I'm leaving for the airport in an hour
But first, I'm going to take a sh** and shower
If you find out before then about your ride and fee
Give me a CALL so we know if you guys make MD
-B


Dr.Beck never paid any of my monies,
So I missed out on all the Mardi Gras honeys,
Sitting at home - bored, willing and able,
I instead had some fool setup my billiards table!
All weekend long, the beer and balls fell,
My Mardi Gras woes were simple to quell.
A few swigs of nectar, pretty girls at my side,
I though "In New Orleans, I might have died!"
So instead I sat home, and lamented my loss,
With a game of nine balls, and belly full of sauce.
- Puck


E Love it would have been cool to see you.
The trip was better than your home billiards and brew.
G Love put on a show that rocked the venue
Hooter's wings and pitchers of Bud were on the menu.
And don't forget the stripper chicks on Bourbon Street,
the kind of girls we'll never get to meet.

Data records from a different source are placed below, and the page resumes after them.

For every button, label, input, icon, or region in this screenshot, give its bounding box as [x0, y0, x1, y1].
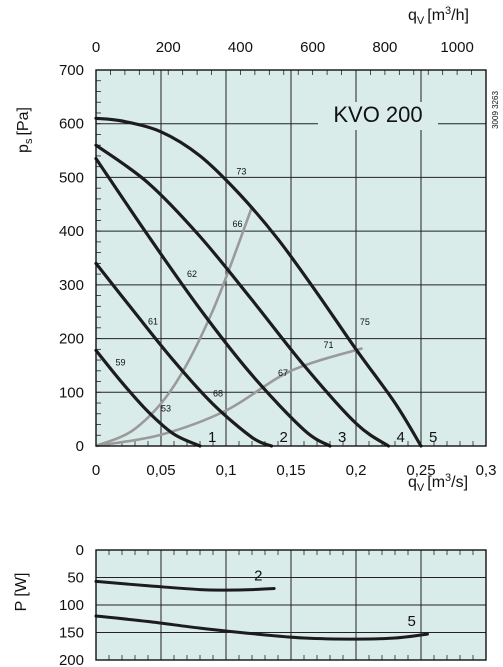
- y-axis-label: ps [Pa]: [15, 107, 35, 153]
- efficiency-label: 53: [161, 404, 171, 414]
- svg-text:ps[Pa]: ps [Pa]: [15, 107, 35, 153]
- power-y-axis-label: P [W]: [13, 573, 30, 612]
- chart-title: KVO 200: [333, 102, 422, 127]
- power-curve-labels: 25: [254, 568, 416, 631]
- fan-curve-1: [94, 348, 202, 448]
- y-tick-label: 600: [59, 116, 84, 133]
- y-tick-label: 500: [59, 169, 84, 186]
- curve-label-2: 2: [280, 429, 288, 446]
- efficiency-label: 75: [360, 317, 370, 327]
- y-tick-label: 0: [76, 438, 84, 455]
- system-curve-line: [95, 346, 363, 448]
- x-bottom-label-main: q: [408, 474, 417, 491]
- x-tick-label: 0: [92, 462, 100, 479]
- fan-curves: [94, 116, 423, 448]
- y-label-main: p: [15, 144, 32, 153]
- power-curve-label-2: 2: [254, 568, 262, 585]
- efficiency-label: 73: [236, 167, 246, 177]
- efficiency-label: 67: [278, 368, 288, 378]
- y-tick-label: 400: [59, 223, 84, 240]
- y-tick-label: 100: [59, 384, 84, 401]
- x-bottom-axis-label: qV [m3/s]: [408, 472, 468, 494]
- x-tick-label: 0,2: [346, 462, 367, 479]
- x-bottom-label-unit: [m: [427, 474, 445, 491]
- y-tick-label: 200: [59, 331, 84, 348]
- power-curve-label-5: 5: [408, 613, 416, 630]
- title-backdrop: [318, 102, 438, 130]
- curve-label-1: 1: [208, 429, 216, 446]
- x-bottom-label-unit-end: /s]: [451, 474, 468, 491]
- power-y-tick-label: 150: [59, 625, 84, 642]
- efficiency-label: 71: [324, 340, 334, 350]
- fan-curve-2: [94, 261, 274, 448]
- x-top-label-unit: [m: [427, 7, 445, 24]
- x-tick-label: 0,05: [146, 462, 175, 479]
- x-bottom-label-sub: V: [417, 482, 425, 494]
- curve-label-5: 5: [429, 429, 437, 446]
- x-top-label-sup: 3: [445, 5, 451, 17]
- y-tick-label: 300: [59, 277, 84, 294]
- main-plot-frame: [95, 69, 487, 447]
- y-label-sub: s: [23, 138, 35, 144]
- power-y-tick-label: 0: [76, 542, 84, 559]
- power-plot-frame: [95, 549, 487, 661]
- main-minor-ticks: [95, 69, 487, 447]
- curve-labels: 1 2 3 4 5: [208, 429, 437, 446]
- power-y-tick-labels: 0 50 100 150 200: [59, 542, 84, 667]
- power-y-tick-label: 200: [59, 652, 84, 667]
- efficiency-label: 62: [187, 269, 197, 279]
- y-label-unit: [Pa]: [15, 107, 32, 135]
- fan-curve-3: [94, 157, 332, 448]
- y-tick-labels: 0 100 200 300 400 500 600 700: [59, 62, 84, 455]
- x-top-tick-label: 400: [228, 39, 253, 56]
- chart-code: 3009 3263: [491, 91, 500, 129]
- curve-label-3: 3: [338, 429, 346, 446]
- curve-label-4: 4: [397, 429, 405, 446]
- power-y-tick-label: 50: [67, 570, 84, 587]
- fan-curve-5: [94, 116, 423, 448]
- system-curves: [95, 206, 363, 448]
- x-top-tick-label: 200: [156, 39, 181, 56]
- x-top-label-sub: V: [417, 15, 425, 27]
- efficiency-label: 68: [213, 389, 223, 399]
- x-tick-label: 0,1: [216, 462, 237, 479]
- efficiency-label: 61: [148, 317, 158, 327]
- x-tick-label: 0,25: [406, 462, 435, 479]
- power-curves: [94, 579, 429, 641]
- x-top-tick-label: 0: [92, 39, 100, 56]
- system-curve-line: [95, 206, 254, 448]
- efficiency-label: 59: [116, 357, 126, 367]
- x-top-label-main: q: [408, 7, 417, 24]
- efficiency-label: 66: [233, 219, 243, 229]
- x-top-axis-label: qV [m3/h]: [408, 5, 469, 27]
- x-top-tick-label: 600: [300, 39, 325, 56]
- x-top-tick-label: 800: [372, 39, 397, 56]
- power-curve-5: [94, 614, 429, 641]
- x-tick-label: 0,3: [476, 462, 497, 479]
- x-top-tick-label: 1000: [440, 39, 473, 56]
- x-tick-label: 0,15: [276, 462, 305, 479]
- power-y-tick-label: 100: [59, 597, 84, 614]
- efficiency-annotations: 59 53 61 62 68 66 73 67 71 75: [116, 167, 370, 414]
- x-bottom-tick-labels: 0 0,05 0,1 0,15 0,2 0,25 0,3: [92, 462, 497, 479]
- x-top-tick-labels: 0 200 400 600 800 1000: [92, 39, 474, 56]
- x-bottom-label-sup: 3: [445, 472, 451, 484]
- x-top-label-unit-end: /h]: [451, 7, 469, 24]
- power-curve-2: [94, 579, 276, 592]
- y-tick-label: 700: [59, 62, 84, 79]
- fan-curve-4: [94, 143, 391, 448]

Liz and Sara found their own guys with whom to play around,
Jorge left Michelle home and we were jumping up and down.
The weather was perfect, the casino tables were cold -
I couldn't win a hand, and took home no gold.
Ben had no chance to pick up some chicks
by constantly shouting 'The Irish have big dicks!'
Maybe next year you'll budget you money a little better,
until then all you'll get is some pics and this letter.